A WIDELY watched indicator of future Chinese manufacturing activity expanded at a faster pace in September, adding impetus to expectations that government stimulus spending is forming the base for a steady economic recovery.

The Purchasing Managers Index, released yesterday, edged up to 54.3 from 54 in August, its seventh consecutive month showing expansion. Any number above the 50 mark on the 100-point index indicates expansion; anything below contraction.

The data provide "further evidence that China is heading toward a recovery," said Zhang Liqun, an analyst at the Development Research Center of the State Council, China's Cabinet.

Still, China needs to shift away from growth that's too heavily dependent on government spending, Zhang added.

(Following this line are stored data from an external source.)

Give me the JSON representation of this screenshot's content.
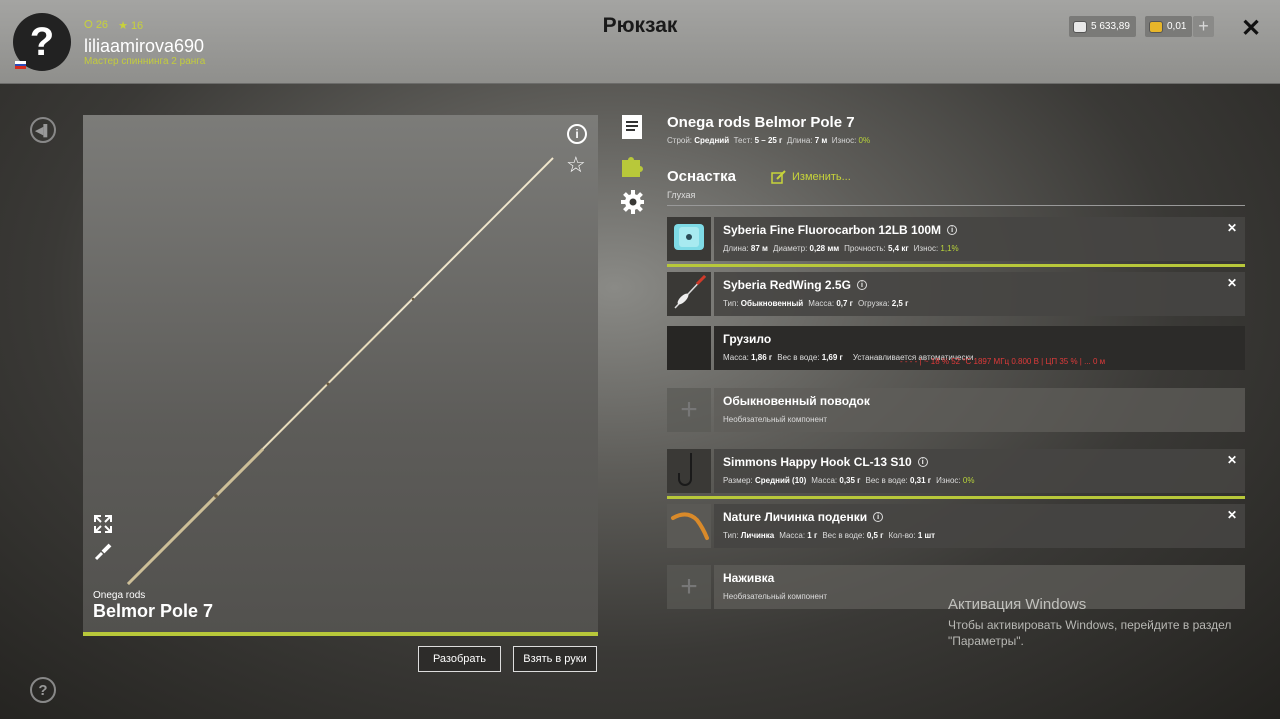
{
  "header": {
    "title": "Рюкзак",
    "avatar_glyph": "?",
    "stat_level": "26",
    "stat_stars": "16",
    "username": "liliaamirova690",
    "rank": "Мастер спиннинга 2 ранга",
    "silver": "5 633,89",
    "gold": "0,01",
    "add_label": "+",
    "close_label": "✕"
  },
  "left": {
    "brand_small": "Onega rods",
    "brand_big": "Belmor Pole 7",
    "disassemble_label": "Разобрать",
    "take_label": "Взять в руки"
  },
  "rod": {
    "title": "Onega rods Belmor Pole 7",
    "k1": "Строй:",
    "v1": "Средний",
    "k2": "Тест:",
    "v2": "5 – 25 г",
    "k3": "Длина:",
    "v3": "7 м",
    "k4": "Износ:",
    "v4": "0%"
  },
  "tackle": {
    "title": "Оснастка",
    "edit_label": "Изменить...",
    "subtitle": "Глухая"
  },
  "slots": [
    {
      "name": "Syberia Fine Fluorocarbon 12LB 100M",
      "k1": "Длина:",
      "v1": "87 м",
      "k2": "Диаметр:",
      "v2": "0,28 мм",
      "k3": "Прочность:",
      "v3": "5,4 кг",
      "k4": "Износ:",
      "v4": "1,1%"
    },
    {
      "name": "Syberia RedWing 2.5G",
      "k1": "Тип:",
      "v1": "Обыкновенный",
      "k2": "Масса:",
      "v2": "0,7 г",
      "k3": "Огрузка:",
      "v3": "2,5 г"
    },
    {
      "name": "Грузило",
      "k1": "Масса:",
      "v1": "1,86 г",
      "k2": "Вес в воде:",
      "v2": "1,69 г",
      "note": "Устанавливается автоматически"
    },
    {
      "name": "Обыкновенный поводок",
      "note": "Необязательный компонент"
    },
    {
      "name": "Simmons Happy Hook CL-13 S10",
      "k1": "Размер:",
      "v1": "Средний (10)",
      "k2": "Масса:",
      "v2": "0,35 г",
      "k3": "Вес в воде:",
      "v3": "0,31 г",
      "k4": "Износ:",
      "v4": "0%"
    },
    {
      "name": "Nature Личинка поденки",
      "k1": "Тип:",
      "v1": "Личинка",
      "k2": "Масса:",
      "v2": "1 г",
      "k3": "Вес в воде:",
      "v3": "0,5 г",
      "k4": "Кол-во:",
      "v4": "1 шт"
    },
    {
      "name": "Наживка",
      "note": "Необязательный компонент"
    }
  ],
  "overlay_text": "- - - -  |  ~ 18 %  52 °C  1897 МГц  0.800 В  |  ЦП 35 %  |  ... 0 м",
  "activation": {
    "title": "Активация Windows",
    "line1": "Чтобы активировать Windows, перейдите в раздел",
    "line2": "\"Параметры\"."
  },
  "colors": {
    "accent": "#b8c83a",
    "gold_text": "#c8d23a",
    "header_bg": "#9b9b99"
  }
}
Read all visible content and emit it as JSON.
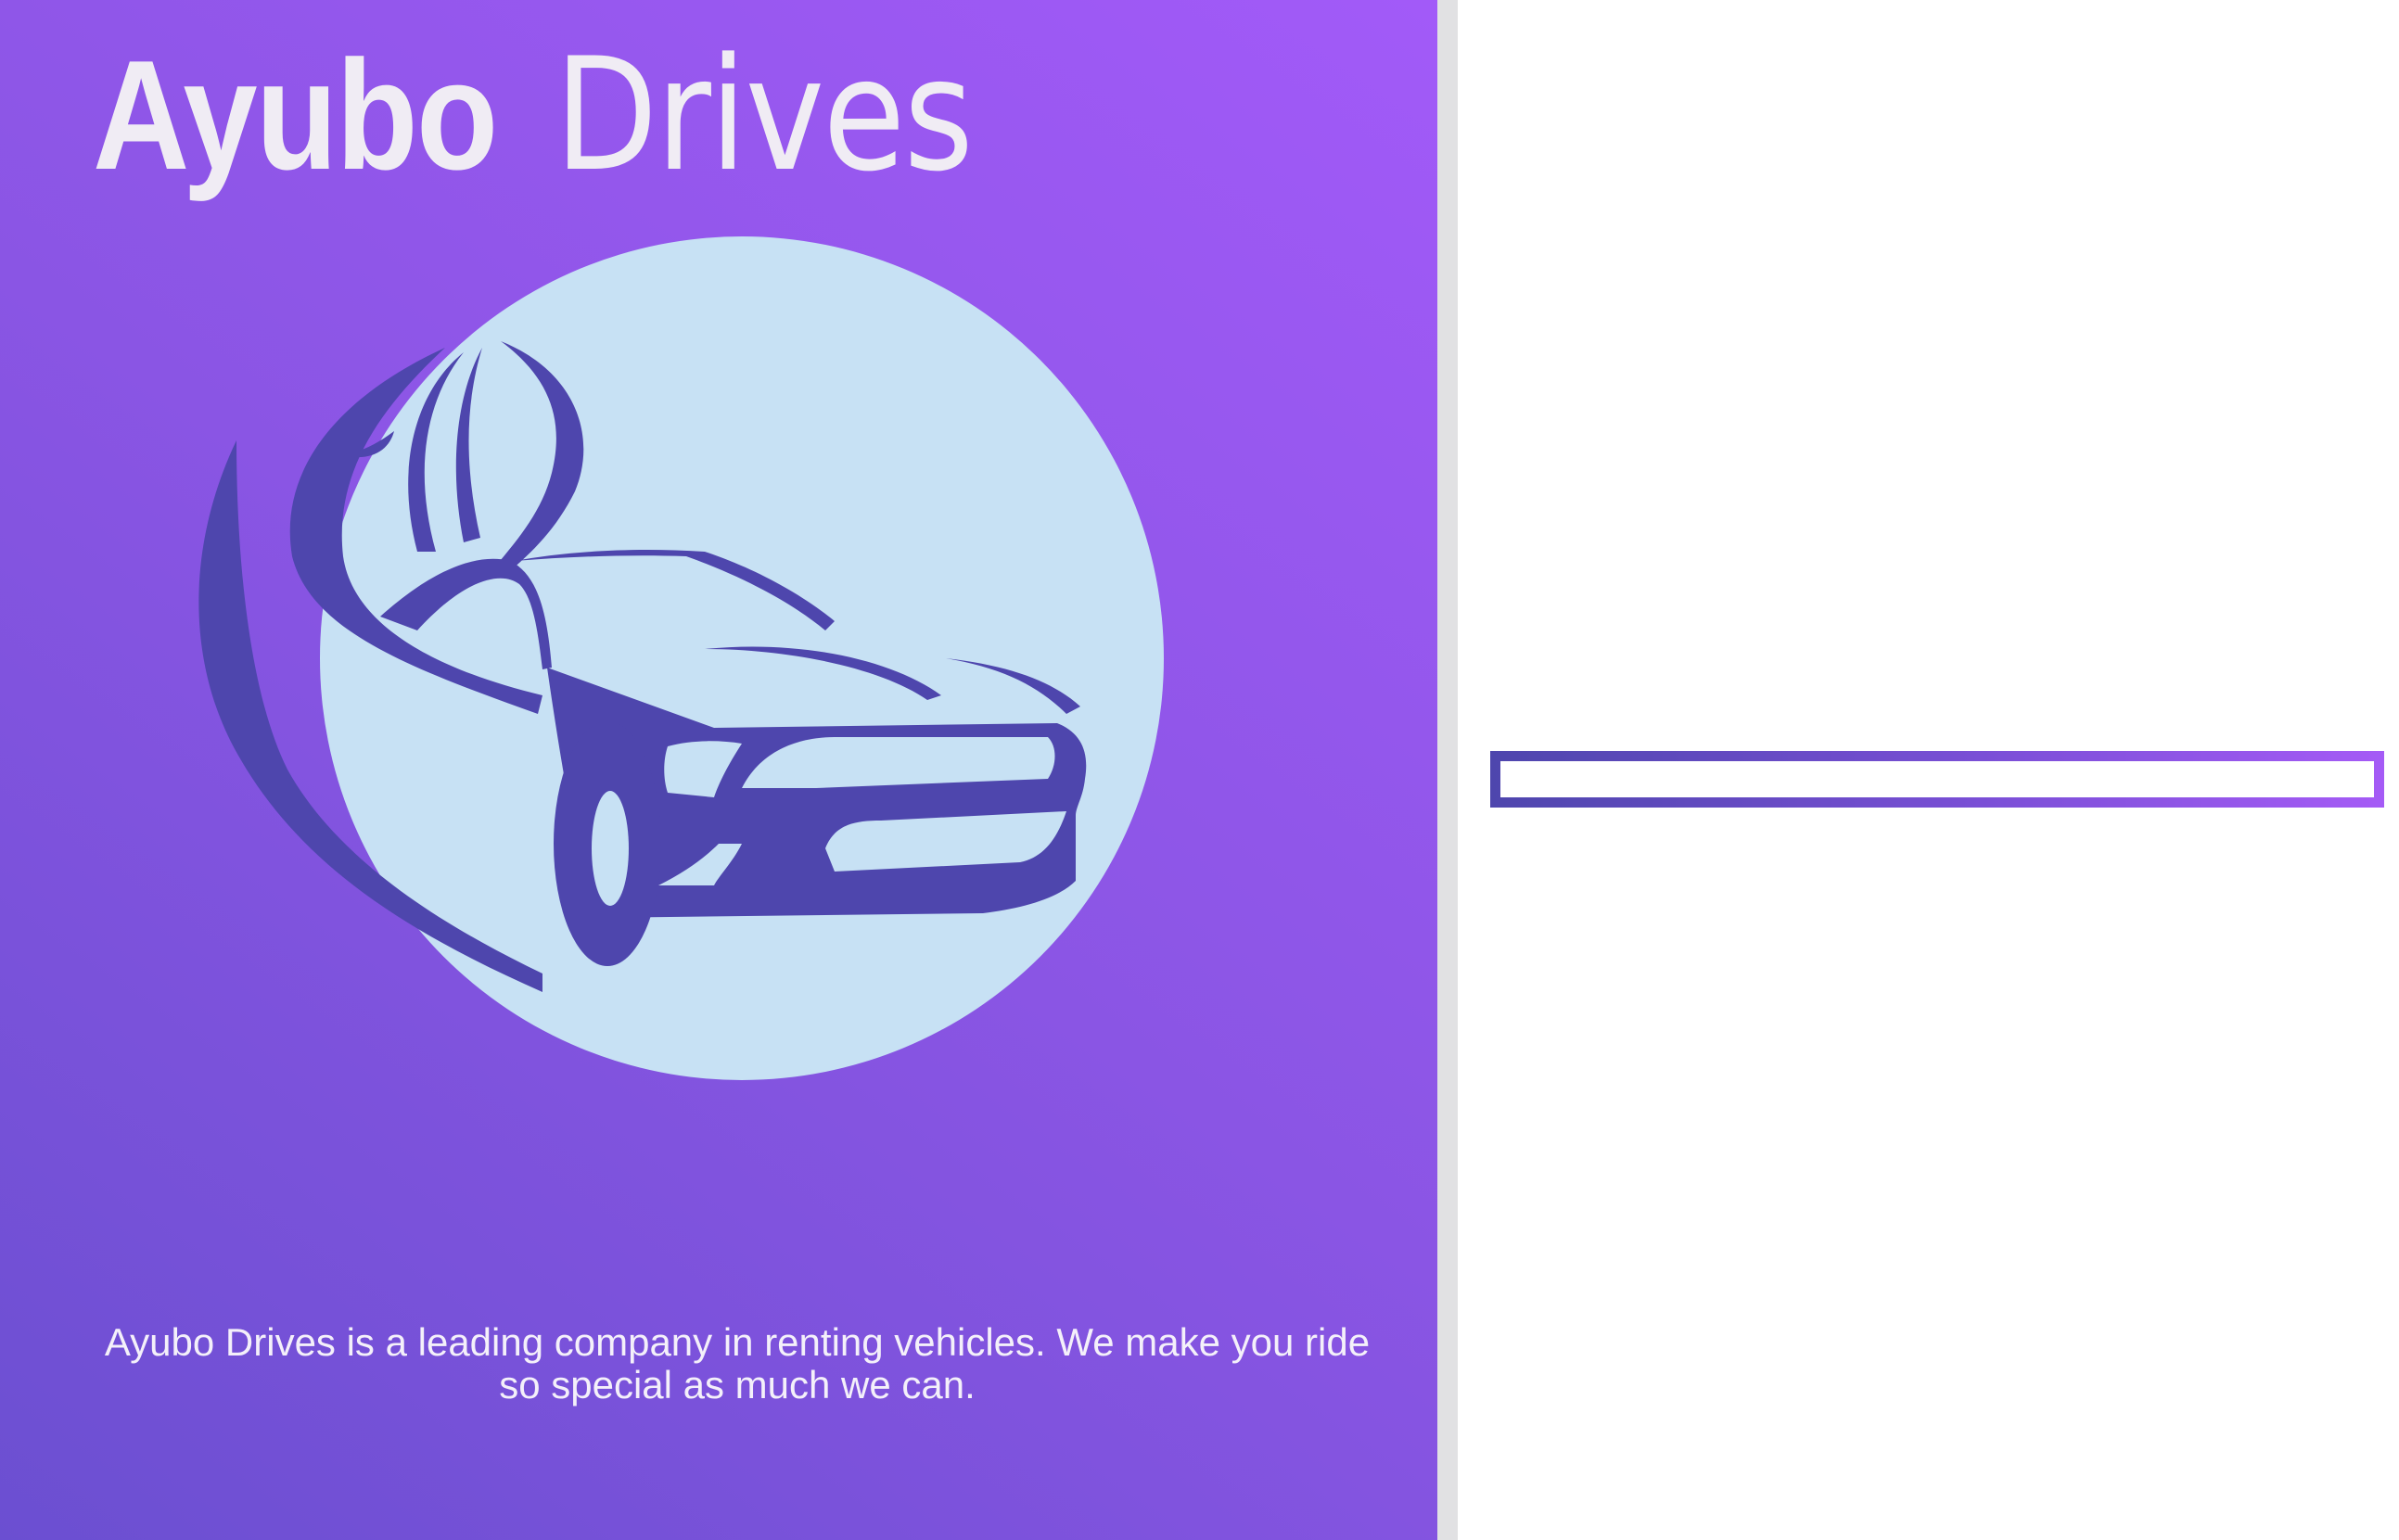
{
  "brand": {
    "name_bold": "Ayubo",
    "name_light": "Drives"
  },
  "tagline": "Ayubo Drives is a leading company in renting vehicles. We make you ride so special as much we can.",
  "logo": {
    "icon": "car-icon"
  },
  "loading": {
    "progress_percent": 0
  },
  "colors": {
    "gradient_start": "#6b4fd1",
    "gradient_end": "#a25af8",
    "logo_circle": "#c7e1f4",
    "logo_car": "#4e46ad",
    "title_text": "#f0ecf4"
  }
}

"The growth should become more market-driven, bolstered more by spending from companies and consumers," he said.

Many economists consider the Purchasing Managers Index, published by the China Federation of Logistics and Purchasing, a more reliable indicator of China's economic outlook than gross domestic product because it includes forward-looking elements such as new orders.

The survey is based on responses from managers who oversee purchasing for about 700 Chinese companies.

Fifteen of the 20 sectors included in the September index showed readings above 50.

The output portion of the index rose to 58 from 57.9 a month earlier, and the new business orders index climbed half a point to 56.8.

On a sector-by-sector basis, raw materials and energy companies registered below 50 in the latest index, while tobacco manufacturers, beverage makers and other producers of consumer goods showed readings above 60, the highest in the September survey.

That suggests the government's 4 trillion yuan (US$586 billion) stimulus spending program, announced late last year, is bearing fruit. Gross domestic product accelerated to 7.9 percent in the second quarter as the government ramped up efforts to boost industrial production with public works spending and boost consumer spending.